Join our daily and weekly newsletters for the latest updates and exclusive content on industry-leading AI coverage. Learn More
Hugging Face has achieved a remarkable breakthrough in AI, introducing vision-language models that run on devices as small as smartphones while outperforming their predecessors that require massive data centers.
The company’s new SmolVLM-256M model, requiring less than one gigabyte of GPU memory, surpasses the performance of their Idefics 80B model from just 17 months ago — a system 300 times larger. This dramatic reduction in size and improvement in capability marks a watershed moment for practical AI deployment.
“When we released Idefics 80B in August 2023, we were the first company to open-source a video language model,” Andrés Marafioti, machine learning research engineer at Hugging Face, said in an exclusive interview with VentureBeat. “By achieving a 300X size reduction while improving performance, SmolVLM marks a breakthrough in vision-language models.”
Smaller AI models that run on everyday devices
The advancement arrives at a crucial moment for enterprises struggling with the astronomical computing costs of implementing AI systems. The new SmolVLM models — available in 256M and 500M parameter sizes — process images and understand visual content at speeds previously unattainable at their size class.
The smallest version processes 16 examples per second while using only 15GB of RAM with a batch size of 64, making it particularly attractive for businesses looking to process large volumes of visual data. “For a mid-sized company processing 1 million images monthly, this translates to substantial annual savings in compute costs,” Marafioti told VentureBeat. “The reduced memory footprint means businesses can deploy on cheaper cloud instances, cutting infrastructure costs.”
The development has already caught the attention of major technology players. IBM has partnered with Hugging Face to integrate the 256M model into Docling, their document processing software. “While IBM certainly has access to substantial compute resources, using smaller models like these allows them to efficiently process millions of documents at a fraction of the cost,” said Marafioti.
How Hugging Face reduced model size without compromising power
The efficiency gains come from technical innovations in both vision processing and language components. The team switched from a 400M parameter vision encoder to a 93M parameter version and implemented more aggressive token compression techniques. These changes maintain high performance while dramatically reducing computational requirements.
For startups and smaller enterprises, these developments could be transformative. “Startups can now launch sophisticated computer vision products in weeks instead of months, with infrastructure costs that were prohibitive mere months ago,” said Marafioti.

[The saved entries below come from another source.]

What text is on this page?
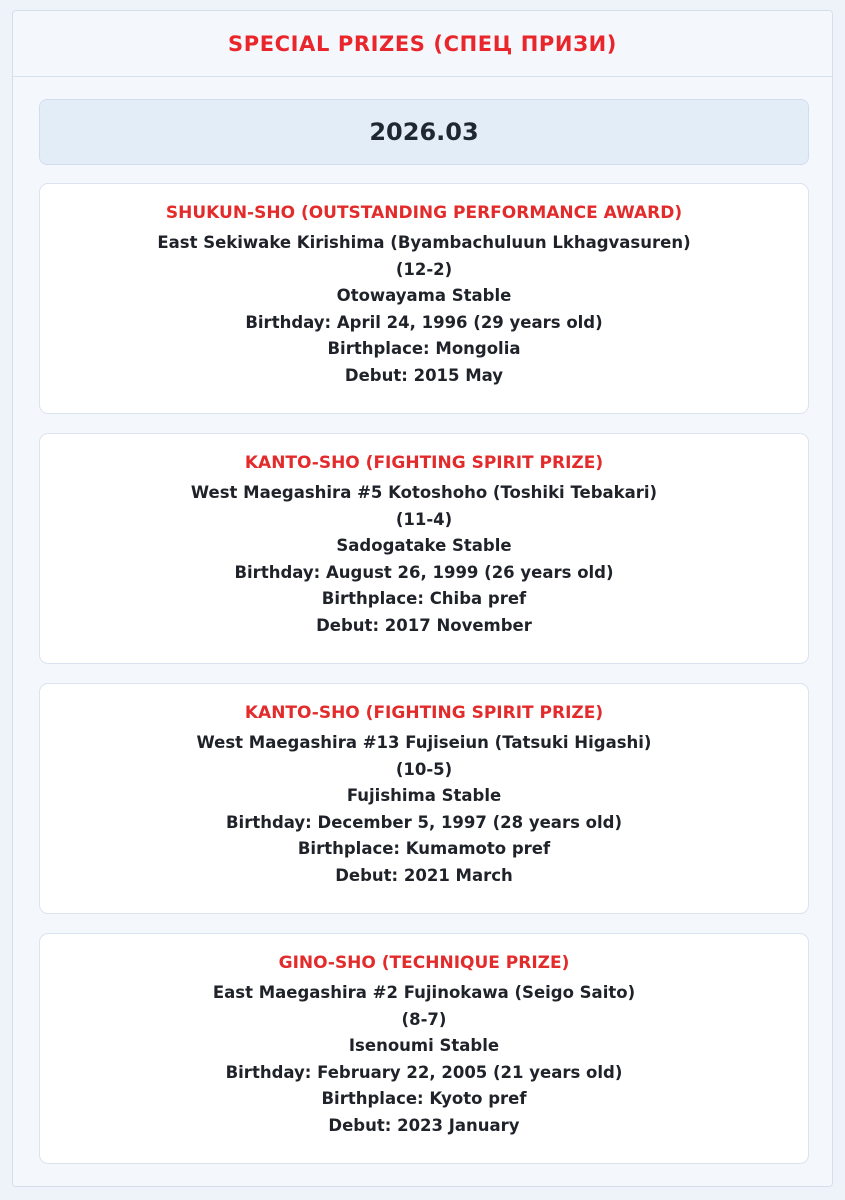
SPECIAL PRIZES (СПЕЦ ПРИЗИ)
2026.03
SHUKUN-SHO (OUTSTANDING PERFORMANCE AWARD)
East Sekiwake Kirishima (Byambachuluun Lkhagvasuren)
(12-2)
Otowayama Stable
Birthday: April 24, 1996 (29 years old)
Birthplace: Mongolia
Debut: 2015 May
KANTO-SHO (FIGHTING SPIRIT PRIZE)
West Maegashira #5 Kotoshoho (Toshiki Tebakari)
(11-4)
Sadogatake Stable
Birthday: August 26, 1999 (26 years old)
Birthplace: Chiba pref
Debut: 2017 November
KANTO-SHO (FIGHTING SPIRIT PRIZE)
West Maegashira #13 Fujiseiun (Tatsuki Higashi)
(10-5)
Fujishima Stable
Birthday: December 5, 1997 (28 years old)
Birthplace: Kumamoto pref
Debut: 2021 March
GINO-SHO (TECHNIQUE PRIZE)
East Maegashira #2 Fujinokawa (Seigo Saito)
(8-7)
Isenoumi Stable
Birthday: February 22, 2005 (21 years old)
Birthplace: Kyoto pref
Debut: 2023 January
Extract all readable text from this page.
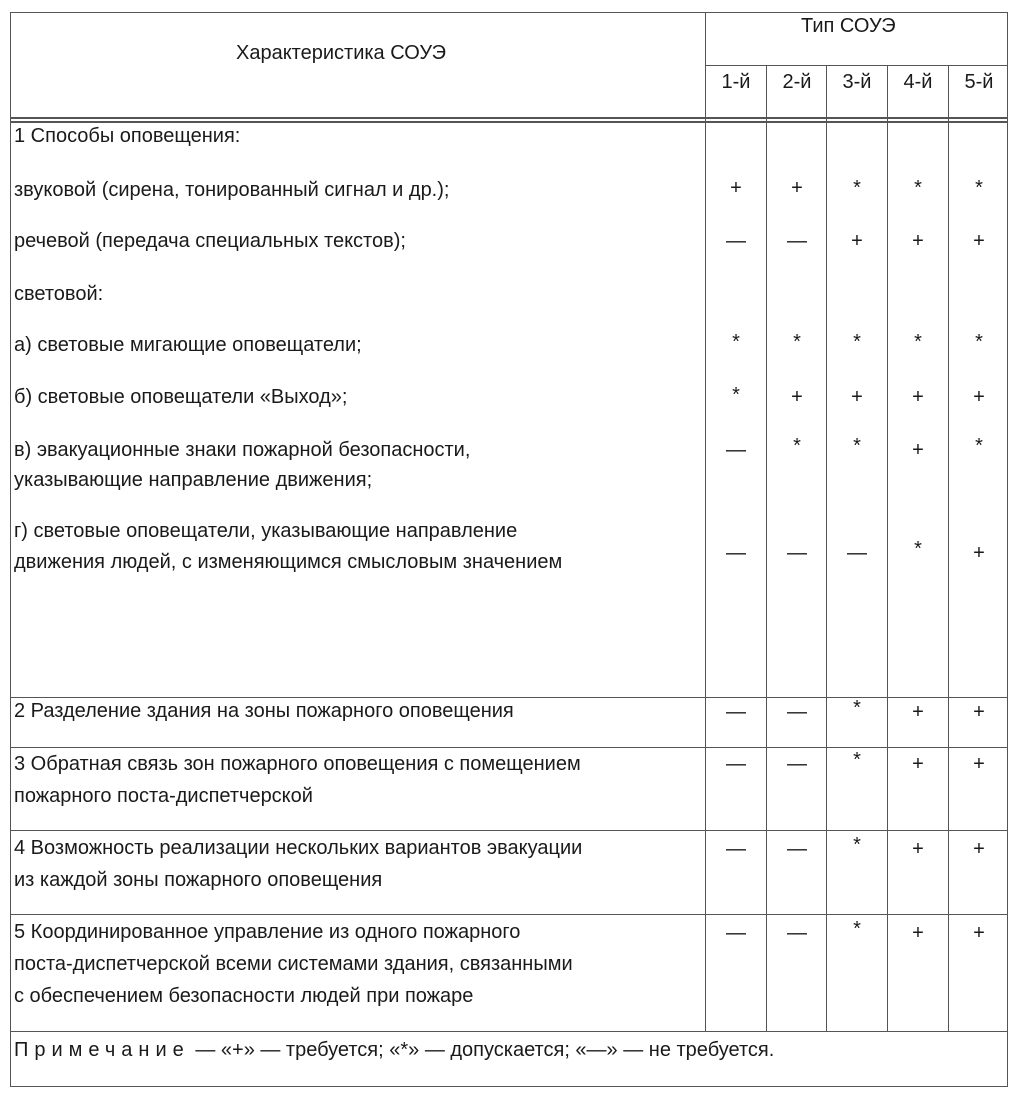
Характеристика СОУЭ
Тип СОУЭ
1-й	2-й	3-й	4-й	5-й
1 Способы оповещения:
звуковой (сирена, тонированный сигнал и др.);	+	+	*	*	*
речевой (передача специальных текстов);	—	—	+	+	+
световой:
а) световые мигающие оповещатели;	*	*	*	*	*
б) световые оповещатели «Выход»;	*	+	+	+	+
в) эвакуационные знаки пожарной безопасности,
указывающие направление движения;
—	*	*	+	*
г) световые оповещатели, указывающие направление
движения людей, с изменяющимся смысловым значением	—	—	—	*	+
2 Разделение здания на зоны пожарного оповещения	—	—	*	+	+
3 Обратная связь зон пожарного оповещения с помещением
пожарного поста-диспетчерской
—	—	*	+	+
4 Возможность реализации нескольких вариантов эвакуации
из каждой зоны пожарного оповещения
—	—	*	+	+
5 Координированное управление из одного пожарного
поста-диспетчерской всеми системами здания, связанными
с обеспечением безопасности людей при пожаре
—	—	*	+	+
Примечание — «+» — требуется; «*» — допускается; «—» — не требуется.
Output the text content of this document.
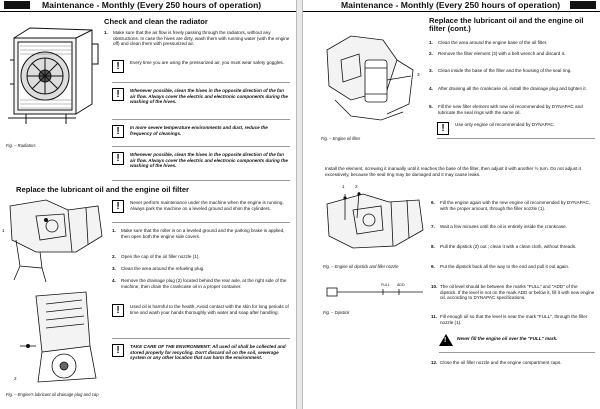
Maintenance - Monthly (Every 250 hours of operation)
Check and clean the radiator
Fig. – Radiators
1. Make sure that the air flow is freely passing through the radiators, without any obstructions. In case the hives are dirty, wash them with running water (with the engine off) and clean them with pressurized air.
!
Every time you are using the pressurized air, you must wear safety goggles.
!
Whenever possible, clean the hives in the opposite direction of the fan air flow. Always cover the electric and electronic components during the washing of the hives.
!
In more severe temperature environments and dust, reduce the frequency of cleanings.
!
Whenever possible, clean the hives in the opposite direction of the fan air flow. Always cover the electric and electronic components during the washing of the hives.
Replace the lubricant oil and the engine oil filter
!
Never perform maintenance under the machine when the engine is running. Always park the machine on a leveled ground and shim the cylinders.
1. Make sure that the roller is on a leveled ground and the parking brake is applied, then open both the engine side covers.
2. Open the cap of the oil filler nozzle (1).
3. Clean the area around the refueling plug.
4. Remove the drainage plug (2) located behind the rear axle, at the right side of the machine, then drain the crankcase oil in a proper container.
!
Used oil is harmful to the health. Avoid contact with the skin for long periods of time and wash your hands thoroughly with water and soap after handling.
!
TAKE CARE OF THE ENVIRONMENT: All used oil shall be collected and stored properly for recycling. Don't discard oil on the soil, sewerage system or any other location that can harm the environment.
1
2
Fig. – Engine's lubricant oil drainage plug and cap
Maintenance - Monthly (Every 250 hours of operation)
Replace the lubricant oil and the engine oil filter (cont.)
3
Fig. – Engine oil filter
1. Clean the area around the engine base of the oil filter.
2. Remove the filter element (3) with a belt wrench and discard it.
3. Clean inside the base of the filter and the housing of the seal ring.
4. After draining all the crankcase oil, install the drainage plug and tighten it.
5. Fill the new filter element with new oil recommended by DYNAPAC and lubricate the seal rings with the same oil.
!
Use only engine oil recommended by DYNAPAC.
Install the element, screwing it manually until it reaches the base of the filter, then adjust it with another ½ turn. Do not adjust it excessively, because the seal ring may be damaged and it may cause leaks.
1 2
Fig. – Engine oil dipstick and filler nozzle
FULL ADD
Fig. – Dipstick
6. Fill the engine again with the new engine oil recommended by DYNAPAC, with the proper amount, through the filler nozzle (1).
7. Wait a few minutes until the oil is entirely inside the crankcase.
8. Pull the dipstick (2) out ; clean it with a clean cloth, without threads.
9. Put the dipstick back all the way to the end and pull it out again.
10. The oil level should be between the marks "FULL" and "ADD" of the dipstick. If the level is not on the mark ADD or below it, fill it with new engine oil, according to DYNAPAC specifications.
11. Fill enough oil so that the level is near the mark "FULL", through the filler nozzle (1).
!
Never fill the engine oil over the "FULL" mark.
12. Close the oil filler nozzle and the engine compartment caps.
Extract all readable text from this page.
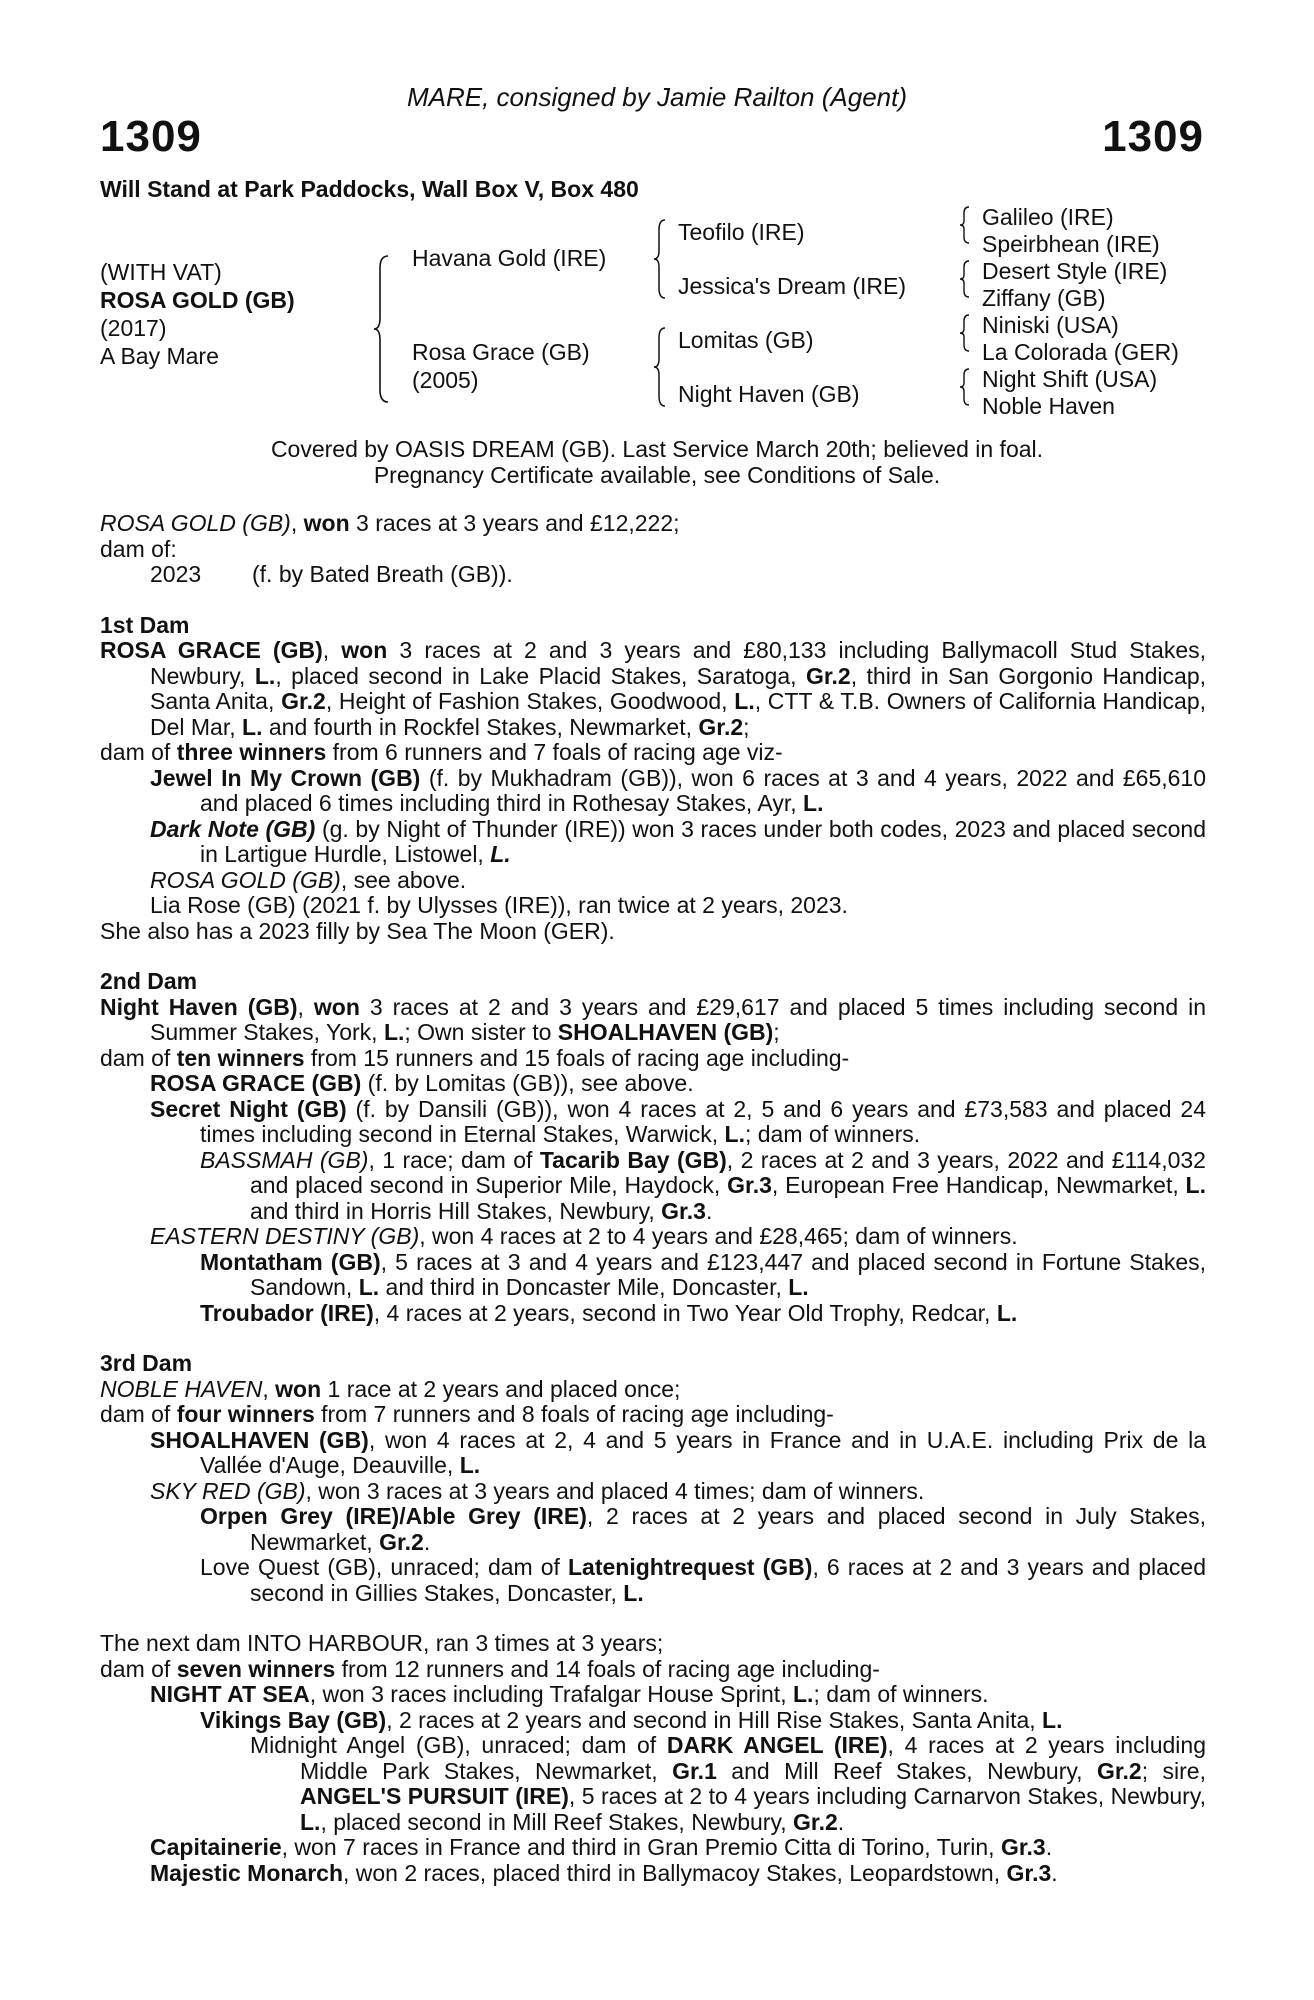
MARE, consigned by Jamie Railton (Agent)
1309	1309
Will Stand at Park Paddocks, Wall Box V, Box 480
(WITH VAT)
ROSA GOLD (GB)
(2017)
A Bay Mare
Havana Gold (IRE)
Rosa Grace (GB)
(2005)
Teofilo (IRE)
Jessica's Dream (IRE)
Lomitas (GB)
Night Haven (GB)
Galileo (IRE)
Speirbhean (IRE)
Desert Style (IRE)
Ziffany (GB)
Niniski (USA)
La Colorada (GER)
Night Shift (USA)
Noble Haven
Covered by OASIS DREAM (GB). Last Service March 20th; believed in foal.
Pregnancy Certificate available, see Conditions of Sale.

ROSA GOLD (GB), won 3 races at 3 years and £12,222;

dam of:

2023 (f. by Bated Breath (GB)).

1st Dam

ROSA GRACE (GB), won 3 races at 2 and 3 years and £80,133 including Ballymacoll Stud Stakes, Newbury, L., placed second in Lake Placid Stakes, Saratoga, Gr.2, third in San Gorgonio Handicap, Santa Anita, Gr.2, Height of Fashion Stakes, Goodwood, L., CTT & T.B. Owners of California Handicap, Del Mar, L. and fourth in Rockfel Stakes, Newmarket, Gr.2;

dam of three winners from 6 runners and 7 foals of racing age viz-

Jewel In My Crown (GB) (f. by Mukhadram (GB)), won 6 races at 3 and 4 years, 2022 and £65,610 and placed 6 times including third in Rothesay Stakes, Ayr, L.

Dark Note (GB) (g. by Night of Thunder (IRE)) won 3 races under both codes, 2023 and placed second in Lartigue Hurdle, Listowel, L.

ROSA GOLD (GB), see above.

Lia Rose (GB) (2021 f. by Ulysses (IRE)), ran twice at 2 years, 2023.

She also has a 2023 filly by Sea The Moon (GER).

2nd Dam

Night Haven (GB), won 3 races at 2 and 3 years and £29,617 and placed 5 times including second in Summer Stakes, York, L.; Own sister to SHOALHAVEN (GB);

dam of ten winners from 15 runners and 15 foals of racing age including-

ROSA GRACE (GB) (f. by Lomitas (GB)), see above.

Secret Night (GB) (f. by Dansili (GB)), won 4 races at 2, 5 and 6 years and £73,583 and placed 24 times including second in Eternal Stakes, Warwick, L.; dam of winners.

BASSMAH (GB), 1 race; dam of Tacarib Bay (GB), 2 races at 2 and 3 years, 2022 and £114,032 and placed second in Superior Mile, Haydock, Gr.3, European Free Handicap, Newmarket, L. and third in Horris Hill Stakes, Newbury, Gr.3.

EASTERN DESTINY (GB), won 4 races at 2 to 4 years and £28,465; dam of winners.

Montatham (GB), 5 races at 3 and 4 years and £123,447 and placed second in Fortune Stakes, Sandown, L. and third in Doncaster Mile, Doncaster, L.

Troubador (IRE), 4 races at 2 years, second in Two Year Old Trophy, Redcar, L.

3rd Dam

NOBLE HAVEN, won 1 race at 2 years and placed once;

dam of four winners from 7 runners and 8 foals of racing age including-

SHOALHAVEN (GB), won 4 races at 2, 4 and 5 years in France and in U.A.E. including Prix de la Vallée d'Auge, Deauville, L.

SKY RED (GB), won 3 races at 3 years and placed 4 times; dam of winners.

Orpen Grey (IRE)/Able Grey (IRE), 2 races at 2 years and placed second in July Stakes, Newmarket, Gr.2.

Love Quest (GB), unraced; dam of Latenightrequest (GB), 6 races at 2 and 3 years and placed second in Gillies Stakes, Doncaster, L.

The next dam INTO HARBOUR, ran 3 times at 3 years;

dam of seven winners from 12 runners and 14 foals of racing age including-

NIGHT AT SEA, won 3 races including Trafalgar House Sprint, L.; dam of winners.

Vikings Bay (GB), 2 races at 2 years and second in Hill Rise Stakes, Santa Anita, L.

Midnight Angel (GB), unraced; dam of DARK ANGEL (IRE), 4 races at 2 years including Middle Park Stakes, Newmarket, Gr.1 and Mill Reef Stakes, Newbury, Gr.2; sire, ANGEL'S PURSUIT (IRE), 5 races at 2 to 4 years including Carnarvon Stakes, Newbury, L., placed second in Mill Reef Stakes, Newbury, Gr.2.

Capitainerie, won 7 races in France and third in Gran Premio Citta di Torino, Turin, Gr.3.

Majestic Monarch, won 2 races, placed third in Ballymacoy Stakes, Leopardstown, Gr.3.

The impact extends beyond cost savings to enabling entirely new applications. The models are powering advanced document search capabilities through ColiPali, an algorithm that creates searchable databases from document archives. “They obtain very close performances to those of models 10X the size while significantly increasing the speed at which the database is created and searched, making enterprise-wide visual search accessible to businesses of all types for the first time,” Marafioti explained.
Why smaller AI models are the future of AI development
The breakthrough challenges conventional wisdom about the relationship between model size and capability. While many researchers have assumed that larger models were necessary for advanced vision-language tasks, SmolVLM demonstrates that smaller, more efficient architectures can achieve similar results. The 500M parameter version achieves 90% of the performance of its 2.2B parameter sibling on key benchmarks.
Rather than suggesting an efficiency plateau, Marafioti sees these results as evidence of untapped potential: “Until today, the standard was to release VLMs starting at 2B parameters; we thought that smaller models were not useful. We are proving that, in fact, models at 1/10 of the size can be extremely useful for businesses.”
This development arrives amid growing concerns about AI’s environmental impact and computing costs. By dramatically reducing the resources required for vision-language AI, Hugging Face’s innovation could help address both issues while making advanced AI capabilities accessible to a broader range of organizations.
The models are available open-source, continuing Hugging Face’s tradition of increasing access to AI technology. This accessibility, combined with the models’ efficiency, could accelerate the adoption of vision-language AI across industries from healthcare to retail, where processing costs have previously been prohibitive.
In a field where bigger has long meant better, Hugging Face’s achievement suggests a new paradigm: The future of AI might not be found in ever-larger models running in distant data centers, but in nimble, efficient systems running right on our devices. As the industry grapples with questions of scale and sustainability, these smaller models might just represent the biggest breakthrough yet.